= Mary Simpson (priest) =

Mary Michael Simpson (December 1, 1925 – July 20, 2011) was an American minister. In 1977, she became one of the first women to be ordained a priest by the American Episcopal Church and was the first woman to hold the office of canon.

==Life and career==
Born in Evansville, Indiana, Simpson grew up in Texas City, Texas. She was raised a Methodist but in her senior year of college she became an Episcopalian. She subsequently entered the New York School for Deaconesses and Other Church Workers in New York City from which she graduated in 1949. After graduation she spent six years as a missionary to Liberia.
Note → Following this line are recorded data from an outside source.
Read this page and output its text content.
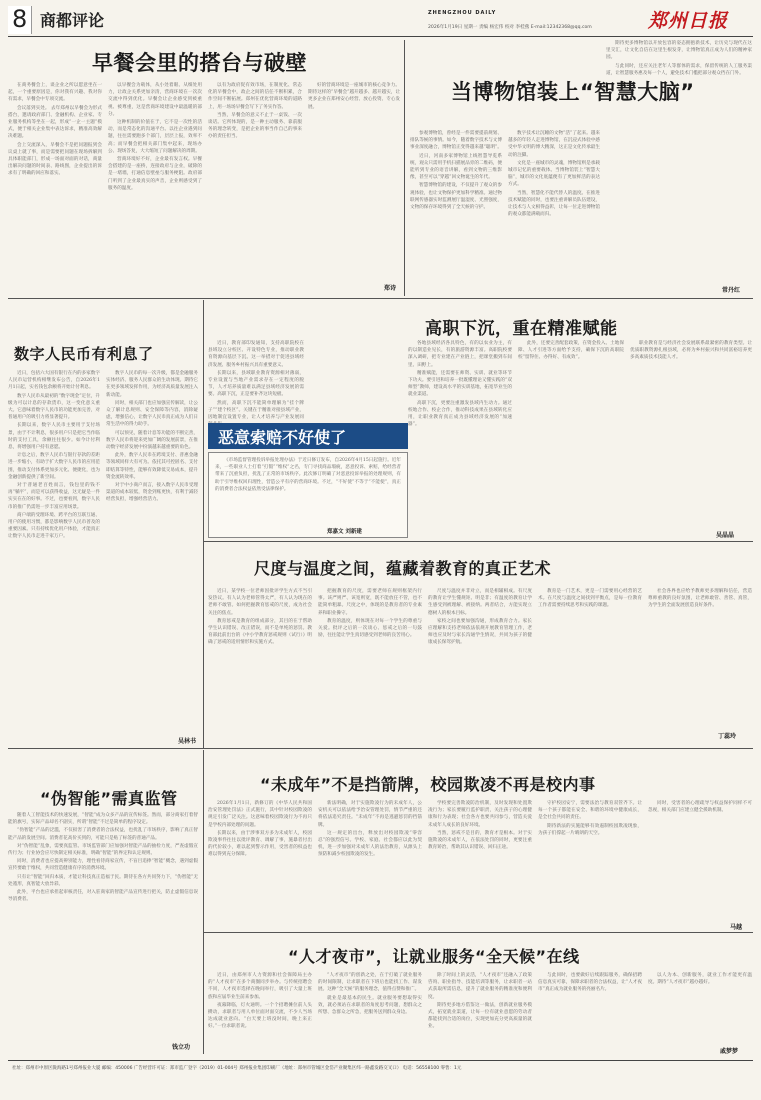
8 商都评论	ZHENGZHOU DAILY	郑州日报
2026年1月19日 星期一 责编 杨宏伟 校对 李桂燕 E-mail:12342368@qq.com
早餐会里的搭台与破壁

在商务餐会上，谈企业之所以愿意坐在一起，一个重要原因是，你对我有兴趣、我对你有需求，早餐会中专项交流。

会议落到实处。 去年郑州以早餐会为形式搭台，邀请政府部门、金融机构、企业家、专业服务机构等坐在一起，形成“一企一主题”模式，便于相关企业集中表达诉求，精准高效解决难题。

会上交流深入，早餐会不是把问题报到会议桌上就了事，而是需要把问题在现场拆解到具体职能部门，形成一场面对面的对话，商量出解决问题的时间表、路线图，企业提出的诉求有了明确的回应和落实。

以早餐会为载体，从小处着眼、从细处用力，让政企关系更加亲清，营商环境在一次次交流中得到优化。早餐会让企业感受到被重视、被尊重，这是营商环境建设中最温暖的部分。

这种机制的价值在于，它不是一次性的活动，而是常态化的沟通平台。以往企业遇到问题，往往需要跑多个部门，层层上报，效率不高；而早餐会把相关部门集中起来，现场办公、现场答复，大大缩短了问题解决的周期。

营商环境好不好，企业最有发言权。早餐会搭建的是一座桥，连接政府与企业，破除的是一堵墙，打通信息壁垒与服务梗阻。政府部门听到了企业最真实的声音，企业则感受到了服务的温度。

以有为政府促有效市场，在制度化、常态化的早餐会中，政企之间的信任不断积累，合作空间不断拓展。郑州在优化营商环境的道路上，用一场场早餐会写下了务实作答。

当然，早餐会的意义不止于一桌饭、一次谈话。它所体现的，是一种主动服务、靠前服务的理念转变，是把企业的事当作自己的事来办的责任担当。

好的营商环境是一座城市的核心竞争力。期待这样的“早餐会”越开越多、越开越实，让更多企业在郑州安心经营、放心投资、专心发展。

郑诗
当博物馆装上“智慧大脑”

参观博物馆，曾经是一件需要提前规划、排队等候的事情。如今，随着数字技术与文博事业深度融合，博物馆正变得越来越“聪明”。

近日，河南多家博物馆上线智慧导览系统，观众只需用手机扫描展品旁的二维码，便能听到专业的语音讲解，看到文物的三维影像，甚至可以“穿越”回文物诞生的年代。

智慧博物馆的建设，不仅提升了观众的参观体验，也让文物保护更加科学精准。通过物联网传感器实时监测展厅温湿度、光照强度，文物的保存环境得到了全天候的守护。

数字技术让沉睡的文物“活”了起来。越来越多的年轻人走进博物馆，在沉浸式体验中感受中华文明的博大精深，这正是文化传承最生动的注脚。

文化是一座城市的灵魂，博物馆则是承载城市记忆的重要载体。当博物馆装上“智慧大脑”，城市的文化底蕴便有了更加鲜活的表达方式。

当然，智慧化不能代替人的温度。在推进技术赋能的同时，也要注重讲解员队伍建设，让技术与人文相得益彰，让每一位走进博物馆的观众都能满载而归。

期待更多博物馆以开放包容的姿态拥抱新技术，让历史与现代在这里交汇，让文化自信在这里生根发芽，让博物馆真正成为人们的精神家园。

与此同时，还应关注老年人等群体的需求，保留传统的人工服务渠道，让智慧服务惠及每一个人，避免技术门槛把部分观众挡在门外。

常丹红
数字人民币有利息了

近日，包括六大国有银行在内的多家数字人民币运营机构相继发布公告，自2026年1月1日起，实名钱包余额将开始计付利息。

数字人民币从最初的“数字现金”定位，升级为可以计息的存款货币，这一变化意义重大。它意味着数字人民币的功能更加完善，对普通用户的吸引力将显著提升。

长期以来，数字人民币主要用于支付场景，由于不计利息，很多用户只是把它当作临时的支付工具，余额往往很少。如今计付利息，将增强用户持有意愿。

计息之后，数字人民币与银行存款的差距进一步缩小，有助于扩大数字人民币的应用范围，推动支付体系更加多元化、便捷化，也为金融创新提供了新空间。

对于普通老百姓而言，钱包里的钱不再“躺平”，而是可以获得收益，这无疑是一件实实在在的好事。不过，也要看到，数字人民币的推广仍需进一步丰富应用场景。

商户端的受理环境、跨平台的互联互通、用户的使用习惯，都是影响数字人民币普及的重要因素。只有持续优化用户体验，才能真正让数字人民币走进千家万户。

数字人民币的每一次升级，都是金融服务实体经济、服务人民群众的生动体现。期待它在更多领域发挥作用，为经济高质量发展注入新动能。

同时，相关部门也应加强宣传解读，让公众了解计息规则、安全保障等内容，消除疑虑，增强信心，让数字人民币真正成为人们日常生活中的得力助手。

可以预见，随着计息等功能的不断完善，数字人民币将迎来更加广阔的发展前景，在推动数字经济发展中扮演越来越重要的角色。

此外，数字人民币在跨境支付、普惠金融等领域同样大有可为。依托其可控匿名、支付即结算等特性，能够有效降低交易成本，提升资金流转效率。

对于中小商户而言，接入数字人民币受理渠道的成本较低，资金到账更快，有利于减轻经营负担，增强经营活力。

吴林书
高职下沉，重在精准赋能

近日，教育部印发通知，支持高职院校在县域设立分校区、开设特色专业，推动职业教育资源向基层下沉。这一举措对于促进县域经济发展、服务乡村振兴具有重要意义。

长期以来，县域职业教育资源相对薄弱，专业设置与当地产业需求存在一定程度的脱节，人才培养质量难以满足县域经济发展的需要。高职下沉，正是要补齐这块短板。

然而，高职下沉不能简单理解为“挂个牌子”“建个校区”。关键在于精准对接县域产业，因地制宜设置专业，让人才培养与产业发展同

各地县域经济各具特色，有的以农业为主，有的以制造业见长，有的旅游资源丰富。高职院校要深入调研，把专业建在产业链上，把课堂搬到车间里、田野上。

精准赋能，还需要在师资、实训、就业等环节下功夫。要引进和培养一批既懂理论又懂实践的“双师型”教师，建设高水平的实训基地，拓宽毕业生的就业渠道。

高职下沉，更要注重激发县域内生动力。通过校地合作、校企合作，推动科技成果在县域转化应用，让职业教育真正成为县域经济发展的“加速器”。

此外，还要完善配套政策，在资金投入、土地保障、人才引进等方面给予支持，确保下沉的高职院校“留得住、办得好、有成效”。

职业教育是与经济社会发展联系最紧密的教育类型。让优质职教资源扎根县域，必将为乡村振兴和共同富裕培养更多高素质技术技能人才。

吴晶晶
恶意索赔不好使了
《市场监督管理投诉举报处理办法》于近日修订发布，自2026年4月15日起施行。近年来，一些职业人士打着“打假”“维权”之名，专门寻找商品瑕疵，恶意投诉、索赔，给经营者带来了沉重负担，扰乱了正常的市场秩序。此次修订明确了对恶意投诉举报的处理规则，有助于引导维权回归理性，营造公平有序的营商环境。不过，“不好使”不等于“不能使”，真正的消费者合法权益依然受法律保护。
郑嘉文 刘新建
尺度与温度之间，蕴藏着教育的真正艺术

近日，某学校一位老师因批评学生方式不当引发热议。有人认为老师管得太严，有人认为现在的老师不敢管。如何把握教育惩戒的尺度，成为社会关注的焦点。

教育惩戒是教育的组成部分，其目的在于帮助学生认识错误、改正错误，而不是单纯的惩罚。教育部此前出台的《中小学教育惩戒规则（试行）》明确了惩戒的适用情形和实施方式。

把握教育的尺度，需要老师在规则框架内行事。该严则严、该宽则宽，既不能放任不管，也不能简单粗暴。尺度之中，体现的是教育者的专业素养和职业操守。

教育的温度，则体现在对每一个学生的尊重与关爱。批评之后的一次谈心、惩戒之后的一句鼓励，往往能让学生真切感受到老师的良苦用心。

尺度与温度并非对立，而是相辅相成。有尺度的教育让学生懂规矩、明是非；有温度的教育让学生感受到被理解、被接纳。两者结合，方能实现立德树人的根本目标。

家校之间也要加强沟通，形成教育合力。家长应理解和支持老师依法依规开展教育管理工作，老师也应及时与家长沟通学生情况，共同为孩子的健康成长保驾护航。

教育是一门艺术，更是一门需要用心经营的艺术。在尺度与温度之间找到平衡点，是每一位教育工作者需要持续思考和实践的课题。

社会各界也应给予教师更多理解和信任，营造尊师重教的良好氛围，让老师敢管、善管、真管，为学生的全面发展创造良好条件。

丁蕊玲
“伪智能”需真监管

随着人工智能技术的快速发展，“智能”成为众多产品的宣传标签。然而，部分商家打着智能的旗号，实际产品却名不副实，所谓“智能”不过是简单的程序设定。

“伪智能”产品的泛滥，不仅损害了消费者的合法权益，也扰乱了市场秩序，影响了真正智能产品的发展空间。消费者花高价买到的，可能只是贴了标签的普通产品。

对“伪智能”乱象，需要真监管。市场监管部门应加强对智能产品的抽检力度，严查虚假宣传行为；行业协会应尽快制定相关标准，明确“智能”的界定和认定规则。

同时，消费者也应提高辨别能力，理性看待商家宣传，不盲目追捧“智能”概念，遇到虚假宣传要敢于维权，共同营造健康有序的消费环境。

只有让“智能”回归本质，才能让科技真正造福于民。期待在各方共同努力下，“伪智能”无处遁形，真智能大放异彩。

此外，平台也应承担起审核责任，对入驻商家的智能产品宣传进行把关，防止虚假信息误导消费者。

钱立功
“未成年”不是挡箭牌，校园欺凌不再是校内事

2026年1月1日，新修订的《中华人民共和国治安管理处罚法》正式施行，其中针对校园欺凌的规定引发广泛关注。这意味着校园欺凌行为不再只是学校内部处理的问题。

长期以来，由于涉事双方多为未成年人，校园欺凌事件往往以批评教育、调解了事，施暴者付出的代价较小，难以起到警示作用，受害者的权益也难以得到充分保障。

新法明确，对于实施欺凌行为的未成年人，公安机关可以依法给予治安管理处罚，情节严重的还将依法追究责任。“未成年”不再是逃避惩罚的挡箭牌。

这一规定的出台，释放出对校园欺凌“零容忍”的强烈信号。学校、家庭、社会都应以此为契机，进一步加强对未成年人的法治教育，从源头上预防和减少校园欺凌的发生。

学校要完善欺凌防治机制，及时发现和处置欺凌行为；家长要履行监护职责，关注孩子的心理健康和行为表现；社会各方也要共同参与，营造关爱未成年人成长的良好环境。

当然，惩戒不是目的，教育才是根本。对于实施欺凌的未成年人，在依法处罚的同时，更要注重教育矫治，帮助其认识错误、回归正途。

守护校园安宁，需要法治与教育双管齐下。让每一个孩子都能在安全、和谐的环境中健康成长，是全社会共同的责任。

期待新法的实施能够有效遏制校园欺凌现象，为孩子们撑起一片晴朗的天空。

同时，受害者的心理疏导与权益保护同样不可忽视，相关部门应建立健全援助机制。

马越
“人才夜市”，让就业服务“全天候”在线

近日，由郑州市人力资源和社会保障局主办的“人才夜市”在多个商圈同步举办。与传统招聘会不同，人才夜市选择在晚间举行，吸引了大量上班族和应届毕业生前来参加。

夜幕降临，灯火通明。一个个招聘摊位前人头攒动，求职者与用人单位面对面交流，不少人当场达成就业意向。“白天要上班没时间，晚上来正好。”一位求职者说。

“人才夜市”的创新之处，在于打破了就业服务的时间限制，让求职者在下班后也能找工作、谋发展。这种“全天候”的服务理念，值得点赞和推广。

就业是最基本的民生。就业服务要想取得实效，就必须站在求职者的角度思考问题，想群众之所想、急群众之所急，把服务送到群众身边。

除了时间上的灵活，“人才夜市”还融入了政策咨询、职业指导、技能培训等服务，让求职者一站式获取所需信息，提升了就业服务的精准度和便利度。

期待更多地方借鉴这一做法，创新就业服务模式，拓宽就业渠道，让每一位有就业意愿的劳动者都能找到合适的岗位，实现更加充分更高质量的就业。

与此同时，也要做好后续跟踪服务，确保招聘信息真实可靠，保障求职者的合法权益，让“人才夜市”真正成为就业服务的亮丽名片。

以人为本、创新服务，就业工作才能更有温度。期待“人才夜市”越办越好。

戚梦梦
社址：郑州市中原区陇海路1号郑州报业大厦 邮编：450006 广告经营许可证：郑市监广登字（2019）01-004号 郑州报业集团印刷厂（地址：郑州市管城区金岱产业聚集区纬一路鑫发路交叉口） 电话：56558100 零售：1元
Upon her return to the United States, she became a religious sister and took her life vows with the Order of Saint Helena in Vails Gate, New York in 1956. She was soon after appointed the head of a girls' school operated by the order, Margaret Hall in Versailles, Kentucky, where she remained for about a decade. She then returned to the convent in Vails Gate to become director of novices.

In 1973 Simpson became actively involved in the women's movement in the Episcopal Church for the first time after a proposal to allow women priests in the church had been defeated. She had previously not been a vocal advocate for the role of women in the church, although she had privately supported the ordination of women. In 1974 she was appointed a deacon at the Cathedral of St. John the Divine in New York City and spent the next three years on the staff of that church working as a pastoral counselor.

In 1977, Simpson became one of the first women to be ordained a priest in the American Episcopal Church, the first religious sister to be ordained, and the first female canon. She was the first ordained woman to preach at Westminster Abbey when she visited London in April 1978. At that time, the Church of England had not approved the ordination of women. Simpson's visit brought together Anglican groups in favor of women's ordination and led to the founding of the Movement for the Ordination of Women.

Simpson died in Augusta, Georgia in 2011 at the age of 85.